Disamping itu juga, dominasi politik TNI mendorong bangsa dan negara Indonesia ke arah disintegrasi. Walaupun hal ini menjadi masalah di seluruh Indonesia, gejalanya terlihat paling jelas di Timor Timur, Aceh dan Ambon. Keadaan ini sungguh ironis mengingat bahwa selama ini TNI menganggap dirinya sebagai kekuatan pemersatu bangsa dan negara.

Reformasi posisi dan peran militer tersebut perlu dilaksanakan, dan dilaksanakan sesegera mungkin, berdasarkan anggapan bahwa fungsi militer perlu dikembalikan ke bidang pertahanan saja. Sebab, militer sebagai alat negara terbentuk supaya di dalam struktur negara ada badan yang diberi wewenang untuk memonopoli penggunaan senjata. Itulah sebabnya, prinsip dan praktek demokrasi mengharuskan militer menjadi alat negara yang menjalankan kebijakan pemerintah di bidang pertahanan, sedangkan kebijakan itu dibuat oleh pihak lain seperti pemerintah dan lembaga perwakilan rakyat yang dibentuk secara demokratis.

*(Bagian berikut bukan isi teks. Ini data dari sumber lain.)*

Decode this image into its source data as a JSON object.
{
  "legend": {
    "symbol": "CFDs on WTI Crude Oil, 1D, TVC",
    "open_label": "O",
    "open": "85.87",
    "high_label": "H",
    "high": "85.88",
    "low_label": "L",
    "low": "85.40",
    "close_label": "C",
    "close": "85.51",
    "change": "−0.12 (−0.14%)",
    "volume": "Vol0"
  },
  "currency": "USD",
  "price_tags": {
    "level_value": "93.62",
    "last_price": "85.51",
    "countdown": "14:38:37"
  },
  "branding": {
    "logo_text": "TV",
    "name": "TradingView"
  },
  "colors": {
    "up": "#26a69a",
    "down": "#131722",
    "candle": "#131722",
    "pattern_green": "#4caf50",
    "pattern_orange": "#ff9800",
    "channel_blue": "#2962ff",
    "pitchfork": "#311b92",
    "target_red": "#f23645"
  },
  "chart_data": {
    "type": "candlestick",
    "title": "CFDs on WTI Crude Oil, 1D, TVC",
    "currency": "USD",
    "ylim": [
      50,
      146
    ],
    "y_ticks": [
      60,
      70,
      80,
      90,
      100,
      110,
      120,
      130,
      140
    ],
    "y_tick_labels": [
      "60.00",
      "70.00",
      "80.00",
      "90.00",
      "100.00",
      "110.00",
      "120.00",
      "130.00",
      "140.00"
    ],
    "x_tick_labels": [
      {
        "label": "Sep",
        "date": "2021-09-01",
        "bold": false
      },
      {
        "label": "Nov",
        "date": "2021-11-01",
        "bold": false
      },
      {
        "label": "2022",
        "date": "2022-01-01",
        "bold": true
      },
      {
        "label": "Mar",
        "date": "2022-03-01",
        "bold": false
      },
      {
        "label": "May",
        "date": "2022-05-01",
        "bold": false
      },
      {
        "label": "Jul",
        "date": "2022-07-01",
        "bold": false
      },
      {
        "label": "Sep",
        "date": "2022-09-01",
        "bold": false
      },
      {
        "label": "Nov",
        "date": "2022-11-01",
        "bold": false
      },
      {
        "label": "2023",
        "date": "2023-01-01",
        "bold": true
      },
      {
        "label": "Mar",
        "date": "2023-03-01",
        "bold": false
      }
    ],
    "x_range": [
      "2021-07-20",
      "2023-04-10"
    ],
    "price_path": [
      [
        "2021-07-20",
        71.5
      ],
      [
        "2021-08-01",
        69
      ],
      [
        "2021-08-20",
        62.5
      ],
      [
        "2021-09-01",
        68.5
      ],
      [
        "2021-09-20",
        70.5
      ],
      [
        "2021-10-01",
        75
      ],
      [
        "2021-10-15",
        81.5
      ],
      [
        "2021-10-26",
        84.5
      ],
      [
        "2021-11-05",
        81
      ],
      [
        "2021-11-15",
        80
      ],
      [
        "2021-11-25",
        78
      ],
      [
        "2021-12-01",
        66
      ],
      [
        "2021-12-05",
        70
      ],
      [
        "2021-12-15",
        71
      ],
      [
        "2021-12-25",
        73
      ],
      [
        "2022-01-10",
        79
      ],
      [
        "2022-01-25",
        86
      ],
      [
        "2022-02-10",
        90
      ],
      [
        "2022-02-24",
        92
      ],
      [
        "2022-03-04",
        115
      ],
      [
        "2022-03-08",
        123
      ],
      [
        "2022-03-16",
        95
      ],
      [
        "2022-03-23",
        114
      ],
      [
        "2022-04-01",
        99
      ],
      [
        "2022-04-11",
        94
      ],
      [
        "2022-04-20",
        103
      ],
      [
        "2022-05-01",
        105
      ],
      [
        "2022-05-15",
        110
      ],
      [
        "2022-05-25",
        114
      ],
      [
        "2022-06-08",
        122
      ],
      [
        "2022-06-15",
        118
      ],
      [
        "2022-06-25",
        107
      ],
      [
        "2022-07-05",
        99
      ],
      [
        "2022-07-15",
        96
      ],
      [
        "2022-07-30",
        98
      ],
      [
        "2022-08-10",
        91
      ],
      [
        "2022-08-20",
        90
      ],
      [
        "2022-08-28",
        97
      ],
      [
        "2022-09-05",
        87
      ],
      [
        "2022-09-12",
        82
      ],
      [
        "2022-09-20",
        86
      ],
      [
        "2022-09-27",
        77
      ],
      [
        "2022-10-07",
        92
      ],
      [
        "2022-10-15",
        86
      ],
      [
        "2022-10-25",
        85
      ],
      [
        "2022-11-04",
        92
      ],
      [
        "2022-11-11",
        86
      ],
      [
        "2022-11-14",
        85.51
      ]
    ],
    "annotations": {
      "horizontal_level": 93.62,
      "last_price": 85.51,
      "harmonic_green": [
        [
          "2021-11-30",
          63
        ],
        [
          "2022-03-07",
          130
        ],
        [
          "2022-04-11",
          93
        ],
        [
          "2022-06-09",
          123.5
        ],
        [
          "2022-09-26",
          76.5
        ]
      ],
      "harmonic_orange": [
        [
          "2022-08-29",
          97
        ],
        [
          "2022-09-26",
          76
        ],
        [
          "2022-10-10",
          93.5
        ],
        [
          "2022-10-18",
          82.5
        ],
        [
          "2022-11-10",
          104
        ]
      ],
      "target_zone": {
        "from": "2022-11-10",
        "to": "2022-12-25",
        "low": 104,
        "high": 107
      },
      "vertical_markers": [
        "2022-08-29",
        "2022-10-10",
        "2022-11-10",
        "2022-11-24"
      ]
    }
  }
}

Pengalaman negara-negara lain menunjukkan bahwa, apabila monopoli tersebut gagal atau bermasalah, akan terjadi beberapa kemungkinan yang tidak diinginkan oleh masyarakat dan militer sendiri yang ingin hidup tenteram dan demokratis. Salah satu di antaranya adalah militer yang kebal hukum, yaitu dimana militer menyalahgunakan monopoli tersebut, tetapi pelanggaran hak asasi manusia yang dilakukan oleh militer tidak diusut dan diadili dengan tuntas. Dua kemungkinan lain adalah pecahnya perang saudara, yaitu ketika suatu unsur masyarakat melanggar prinsip monopoli di atas dan menggunakan kekerasan senjata terhadap unsur masyarakat lain, dan pemberontakan, yaitu bila suatu unsur masyarakat melanggar monopoli tersebut dan menggunakan kekerasan senjata melawan pemerintah. Biasanya, dalam situasi ketika monopoli tersebut terancam, militer dihadapkan pada berbagai persoalan seperti demoralisasi, perpecahan internal, dan gangguan pada hirarki komando. Oleh karena itu, reformasi posisi dan peran TNI sebagai bagian dari proses demokratisasi di Indonesia adalah demi kebaikan TNI pula.

Fenomena di atas telah sering dipertanyakan di masa lalu. Namun, sistem otoriter yang kaku tidak memungkinkan adanya perubahan yang mendasar. Dalam era reformasi ini, suara dan desakan dari masyarakat semakin keras menuntut adanya reformasi posisi dan peran militer menuju kehidupan yang demokratis di Indonesia. Tuntutan tersebut dijawab oleh TNI dengan “Paradigma Baru-nya”.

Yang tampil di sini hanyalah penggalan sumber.